The inherent conflict that exists within capitalism, between capital and labour, makes social democracy very difficult, particularly in times of scarcity. And we are in one of those moments today.
I want to ask you a second question related to the subtitle of your book. If, as you describe, financialisation is such a huge problem, how do we save the world from it? What should be the agenda of progressives?
I think this probably where my analysis departs from perhaps some of the more social-democratic perspectives. I often hear that, as progressives, we’re winning the battle of ideas. People recognise we need to properly regulate finance.
It’s all very well to be talking about the battle of ideas, but we also need to be talking about the battle of the streets. There’s a sense I think on many in the social-democratic left to do the thing that Marx was criticising the other German philosophers for doing, which was prioritising ideas over material reality.
That generates a set of problems, because we end up listing problems and then simply propose solutions. For instance, the problem is shareholder value ideology, which leads to short termism, low levels of investment and low wages. So, what do we need to do? Change the laws around fiduciary responsibility for institutional investors so they have to prioritise environmental and social goals alongside maximising their returns.

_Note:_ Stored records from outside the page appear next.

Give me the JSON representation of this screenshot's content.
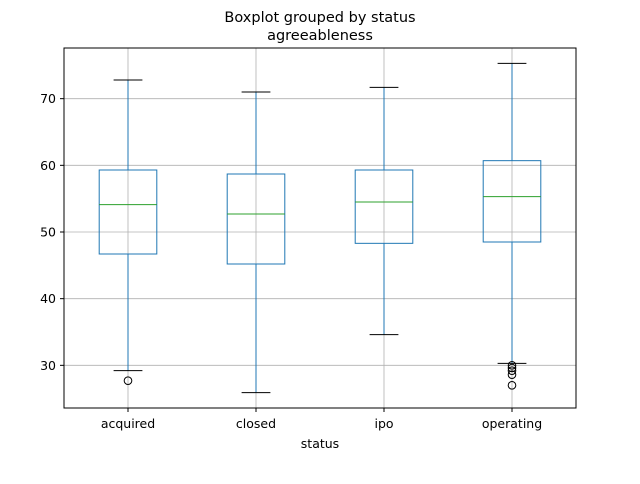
{
  "chart_data": {
    "type": "boxplot",
    "title": "Boxplot grouped by status",
    "subtitle": "agreeableness",
    "xlabel": "status",
    "ylabel": "",
    "categories": [
      "acquired",
      "closed",
      "ipo",
      "operating"
    ],
    "ylim": [
      23.6,
      77.6
    ],
    "yticks": [
      30,
      40,
      50,
      60,
      70
    ],
    "grid": true,
    "colors": {
      "box": "#1f77b4",
      "median": "#2ca02c",
      "whisker_cap": "#000000",
      "grid": "#b0b0b0"
    },
    "boxes": [
      {
        "category": "acquired",
        "whisker_low": 29.2,
        "q1": 46.7,
        "median": 54.1,
        "q3": 59.3,
        "whisker_high": 72.8,
        "outliers": [
          27.7
        ]
      },
      {
        "category": "closed",
        "whisker_low": 25.9,
        "q1": 45.2,
        "median": 52.7,
        "q3": 58.7,
        "whisker_high": 71.0,
        "outliers": []
      },
      {
        "category": "ipo",
        "whisker_low": 34.6,
        "q1": 48.3,
        "median": 54.5,
        "q3": 59.3,
        "whisker_high": 71.7,
        "outliers": []
      },
      {
        "category": "operating",
        "whisker_low": 30.3,
        "q1": 48.5,
        "median": 55.3,
        "q3": 60.7,
        "whisker_high": 75.3,
        "outliers": [
          30.0,
          29.6,
          29.2,
          28.6,
          27.0
        ]
      }
    ]
  }
}
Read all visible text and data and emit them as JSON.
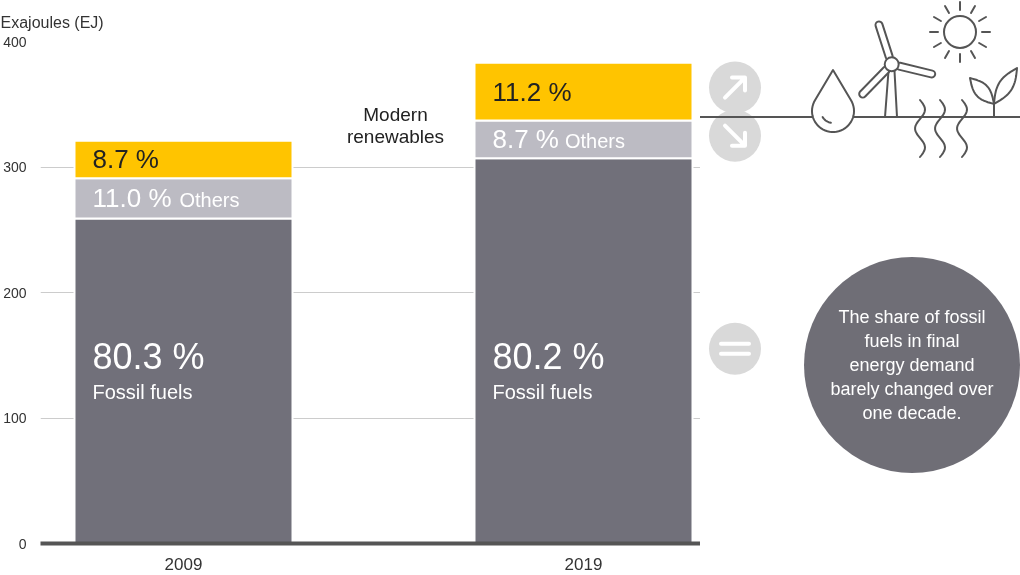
{
  "chart_data": {
    "type": "bar",
    "stacked": true,
    "ylabel": "Exajoules (EJ)",
    "categories": [
      "2009",
      "2019"
    ],
    "series": [
      {
        "name": "Fossil fuels",
        "color": "#71707a",
        "values": [
          259,
          307
        ]
      },
      {
        "name": "Others",
        "color": "#bcbbc3",
        "values": [
          32,
          30
        ]
      },
      {
        "name": "Modern renewables",
        "color": "#ffc400",
        "values": [
          30,
          46
        ]
      }
    ],
    "ylim": [
      0,
      400
    ],
    "yticks": [
      0,
      100,
      200,
      300,
      400
    ],
    "grid": "y",
    "annotations": [
      "80.3 %",
      "80.2 %",
      {
        "text": "11.0 %",
        "x": "2009",
        "y": 291
      },
      {
        "text": "8.7 %",
        "x": "2009",
        "y": 321
      },
      {
        "text": "8.7 %",
        "x": "2019",
        "y": 337
      },
      {
        "text": "11.2 %",
        "x": "2019",
        "y": 383
      },
      "The share of fossil fuels in final energy demand barely changed over one decade."
    ]
  }
}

Sure, that’s a good idea, but who’s going to do it? Where’s the class coalition that can deliver it? There’s a reason that the financial system and the regulation around the financial system works the way it does. Because there is a class of people who own all the stuff and who make all the rules. And it’s very important to understand capitalism not simply as an economic system of ownership, but also a political system.
So instead of social democracy, you want to move to democratic socialism? And what concrete ideas would that entail?

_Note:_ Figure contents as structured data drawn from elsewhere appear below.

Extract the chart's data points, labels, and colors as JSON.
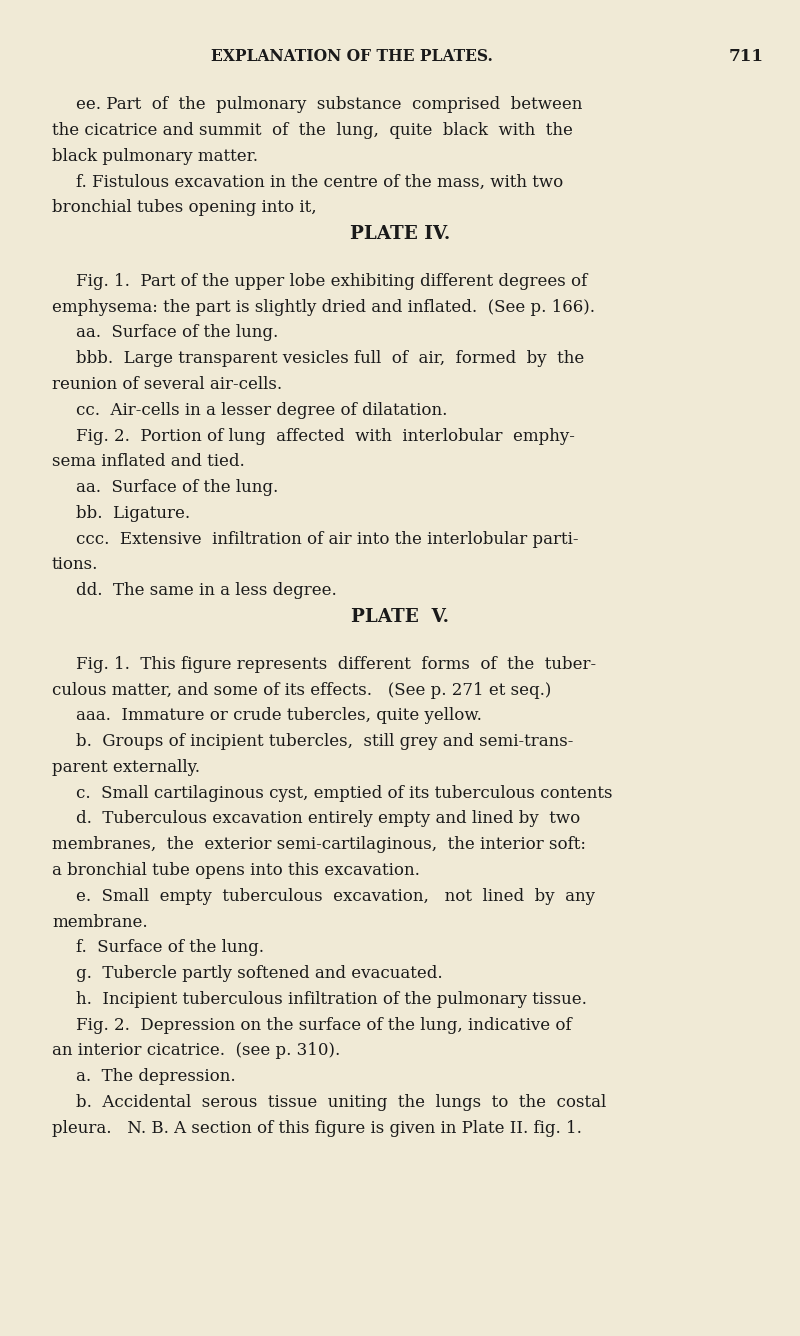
{
  "bg_color": "#f0ead6",
  "text_color": "#1a1a1a",
  "header_text": "EXPLANATION OF THE PLATES.",
  "page_number": "711",
  "body_lines": [
    {
      "indent": 1,
      "text": "ee. Part  of  the  pulmonary  substance  comprised  between"
    },
    {
      "indent": 0,
      "text": "the cicatrice and summit  of  the  lung,  quite  black  with  the"
    },
    {
      "indent": 0,
      "text": "black pulmonary matter."
    },
    {
      "indent": 1,
      "text": "f. Fistulous excavation in the centre of the mass, with two"
    },
    {
      "indent": 0,
      "text": "bronchial tubes opening into it,"
    },
    {
      "indent": 2,
      "text": "PLATE IV.",
      "style": "heading"
    },
    {
      "indent": 1,
      "text": "Fig. 1.  Part of the upper lobe exhibiting different degrees of"
    },
    {
      "indent": 0,
      "text": "emphysema: the part is slightly dried and inflated.  (See p. 166)."
    },
    {
      "indent": 1,
      "text": "aa.  Surface of the lung."
    },
    {
      "indent": 1,
      "text": "bbb.  Large transparent vesicles full  of  air,  formed  by  the"
    },
    {
      "indent": 0,
      "text": "reunion of several air-cells."
    },
    {
      "indent": 1,
      "text": "cc.  Air-cells in a lesser degree of dilatation."
    },
    {
      "indent": 1,
      "text": "Fig. 2.  Portion of lung  affected  with  interlobular  emphy-"
    },
    {
      "indent": 0,
      "text": "sema inflated and tied."
    },
    {
      "indent": 1,
      "text": "aa.  Surface of the lung."
    },
    {
      "indent": 1,
      "text": "bb.  Ligature."
    },
    {
      "indent": 1,
      "text": "ccc.  Extensive  infiltration of air into the interlobular parti-"
    },
    {
      "indent": 0,
      "text": "tions."
    },
    {
      "indent": 1,
      "text": "dd.  The same in a less degree."
    },
    {
      "indent": 2,
      "text": "PLATE  V.",
      "style": "heading"
    },
    {
      "indent": 1,
      "text": "Fig. 1.  This figure represents  different  forms  of  the  tuber-"
    },
    {
      "indent": 0,
      "text": "culous matter, and some of its effects.   (See p. 271 et seq.)"
    },
    {
      "indent": 1,
      "text": "aaa.  Immature or crude tubercles, quite yellow."
    },
    {
      "indent": 1,
      "text": "b.  Groups of incipient tubercles,  still grey and semi-trans-"
    },
    {
      "indent": 0,
      "text": "parent externally."
    },
    {
      "indent": 1,
      "text": "c.  Small cartilaginous cyst, emptied of its tuberculous contents"
    },
    {
      "indent": 1,
      "text": "d.  Tuberculous excavation entirely empty and lined by  two"
    },
    {
      "indent": 0,
      "text": "membranes,  the  exterior semi-cartilaginous,  the interior soft:"
    },
    {
      "indent": 0,
      "text": "a bronchial tube opens into this excavation."
    },
    {
      "indent": 1,
      "text": "e.  Small  empty  tuberculous  excavation,   not  lined  by  any"
    },
    {
      "indent": 0,
      "text": "membrane."
    },
    {
      "indent": 1,
      "text": "f.  Surface of the lung."
    },
    {
      "indent": 1,
      "text": "g.  Tubercle partly softened and evacuated."
    },
    {
      "indent": 1,
      "text": "h.  Incipient tuberculous infiltration of the pulmonary tissue."
    },
    {
      "indent": 1,
      "text": "Fig. 2.  Depression on the surface of the lung, indicative of"
    },
    {
      "indent": 0,
      "text": "an interior cicatrice.  (see p. 310)."
    },
    {
      "indent": 1,
      "text": "a.  The depression."
    },
    {
      "indent": 1,
      "text": "b.  Accidental  serous  tissue  uniting  the  lungs  to  the  costal"
    },
    {
      "indent": 0,
      "text": "pleura.   N. B. A section of this figure is given in Plate II. fig. 1."
    }
  ]
}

Yes, moving towards democratic socialism as an ideological alternative to neoliberalism requires a shift in the balance of class forces. And the emergence and development of a movement that can champion and force through those ideas.

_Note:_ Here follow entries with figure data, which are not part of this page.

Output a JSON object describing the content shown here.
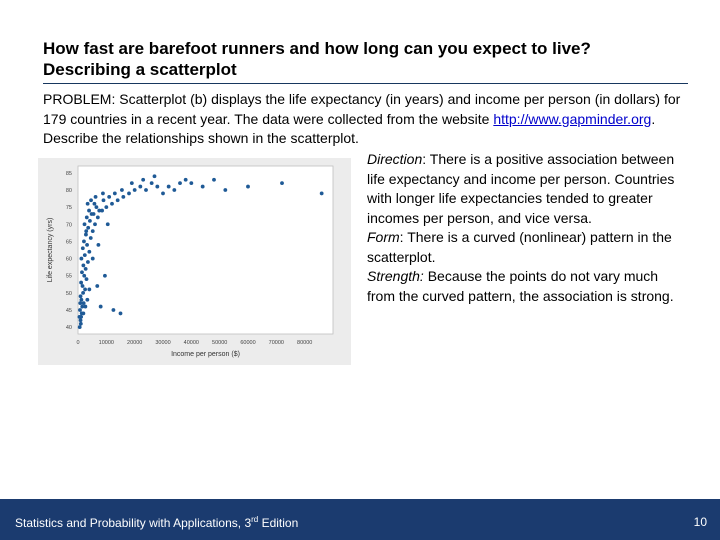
{
  "slide": {
    "title_line1": "How fast are barefoot runners and how long can you expect to live?",
    "title_line2": "Describing a scatterplot",
    "problem_label": "PROBLEM:",
    "problem_text_a": " Scatterplot (b) displays the life expectancy (in years) and income per person (in dollars) for 179 countries in a recent year. The data were collected from the website ",
    "problem_link": "http://www.gapminder.org",
    "problem_text_b": ". Describe the relationships shown in the scatterplot.",
    "direction_label": "Direction",
    "direction_text": ": There is a positive association between life expectancy and income per person.  Countries with longer life expectancies tended to greater incomes per person, and vice versa.",
    "form_label": "Form",
    "form_text": ": There is a curved (nonlinear) pattern in the scatterplot.",
    "strength_label": "Strength:",
    "strength_text": " Because the points do not vary much from the curved pattern, the association is strong."
  },
  "footer": {
    "book_pre": "Statistics and Probability with Applications, 3",
    "book_sup": "rd",
    "book_post": " Edition",
    "page_number": "10",
    "bar_color": "#1b3b6f"
  },
  "chart_data": {
    "type": "scatter",
    "xlabel": "Income per person ($)",
    "ylabel": "Life expectancy (yrs)",
    "xlim": [
      0,
      90000
    ],
    "ylim": [
      38,
      87
    ],
    "xticks": [
      "0",
      "10000",
      "20000",
      "30000",
      "40000",
      "50000",
      "60000",
      "70000",
      "80000"
    ],
    "yticks": [
      "40",
      "45",
      "50",
      "55",
      "60",
      "65",
      "70",
      "75",
      "80",
      "85"
    ],
    "point_color": "#1f5a96",
    "points": [
      [
        900,
        42
      ],
      [
        1100,
        43
      ],
      [
        1300,
        44
      ],
      [
        700,
        45
      ],
      [
        1500,
        46
      ],
      [
        2000,
        47
      ],
      [
        1200,
        48
      ],
      [
        900,
        49
      ],
      [
        1800,
        50
      ],
      [
        2500,
        51
      ],
      [
        1600,
        52
      ],
      [
        1100,
        53
      ],
      [
        3000,
        54
      ],
      [
        2200,
        55
      ],
      [
        1400,
        56
      ],
      [
        2700,
        57
      ],
      [
        1900,
        58
      ],
      [
        3500,
        59
      ],
      [
        1200,
        60
      ],
      [
        2400,
        61
      ],
      [
        4000,
        62
      ],
      [
        1700,
        63
      ],
      [
        3200,
        64
      ],
      [
        2100,
        65
      ],
      [
        4500,
        66
      ],
      [
        2800,
        67
      ],
      [
        5200,
        68
      ],
      [
        3600,
        69
      ],
      [
        2300,
        70
      ],
      [
        6000,
        70
      ],
      [
        4200,
        71
      ],
      [
        3100,
        72
      ],
      [
        7000,
        72
      ],
      [
        5500,
        73
      ],
      [
        4800,
        73
      ],
      [
        8500,
        74
      ],
      [
        3900,
        74
      ],
      [
        6500,
        75
      ],
      [
        10000,
        75
      ],
      [
        5800,
        76
      ],
      [
        12000,
        76
      ],
      [
        7500,
        74
      ],
      [
        9000,
        77
      ],
      [
        14000,
        77
      ],
      [
        11000,
        78
      ],
      [
        16000,
        78
      ],
      [
        13000,
        79
      ],
      [
        18000,
        79
      ],
      [
        20000,
        80
      ],
      [
        24000,
        80
      ],
      [
        28000,
        81
      ],
      [
        32000,
        81
      ],
      [
        36000,
        82
      ],
      [
        40000,
        82
      ],
      [
        44000,
        81
      ],
      [
        34000,
        80
      ],
      [
        38000,
        83
      ],
      [
        30000,
        79
      ],
      [
        26000,
        82
      ],
      [
        22000,
        81
      ],
      [
        48000,
        83
      ],
      [
        52000,
        80
      ],
      [
        60000,
        81
      ],
      [
        72000,
        82
      ],
      [
        86000,
        79
      ],
      [
        600,
        40
      ],
      [
        1000,
        41
      ],
      [
        1900,
        44
      ],
      [
        2600,
        46
      ],
      [
        3300,
        48
      ],
      [
        8000,
        46
      ],
      [
        12500,
        45
      ],
      [
        15000,
        44
      ],
      [
        4000,
        51
      ],
      [
        6800,
        52
      ],
      [
        9500,
        55
      ],
      [
        5200,
        60
      ],
      [
        7200,
        64
      ],
      [
        2900,
        68
      ],
      [
        10500,
        70
      ],
      [
        3400,
        76
      ],
      [
        4600,
        77
      ],
      [
        6200,
        78
      ],
      [
        8800,
        79
      ],
      [
        15500,
        80
      ],
      [
        19000,
        82
      ],
      [
        23000,
        83
      ],
      [
        27000,
        84
      ],
      [
        500,
        43
      ],
      [
        800,
        47
      ]
    ]
  }
}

We could socialise the financial sector by having a public national investment bank, a public retail banking system and a people’s asset manager, which would be a democratically-owned and controlled asset manager that invests our collective savings – for instance, the assets of a sovereign wealth fund or pension funds.
Alongside mechanisms to curb the power of the private financial sector: exchange controls, credit controls and other forms of macroprudential regulation. Alongside measures to boost the power of workers: removing the anti-union laws, decommodifying the means of subsistence. In a nutshell, we need to create a society in which everything that we need to survive is for free or very cheap at the point of use.
This interview was conducted by Daniel Kopp.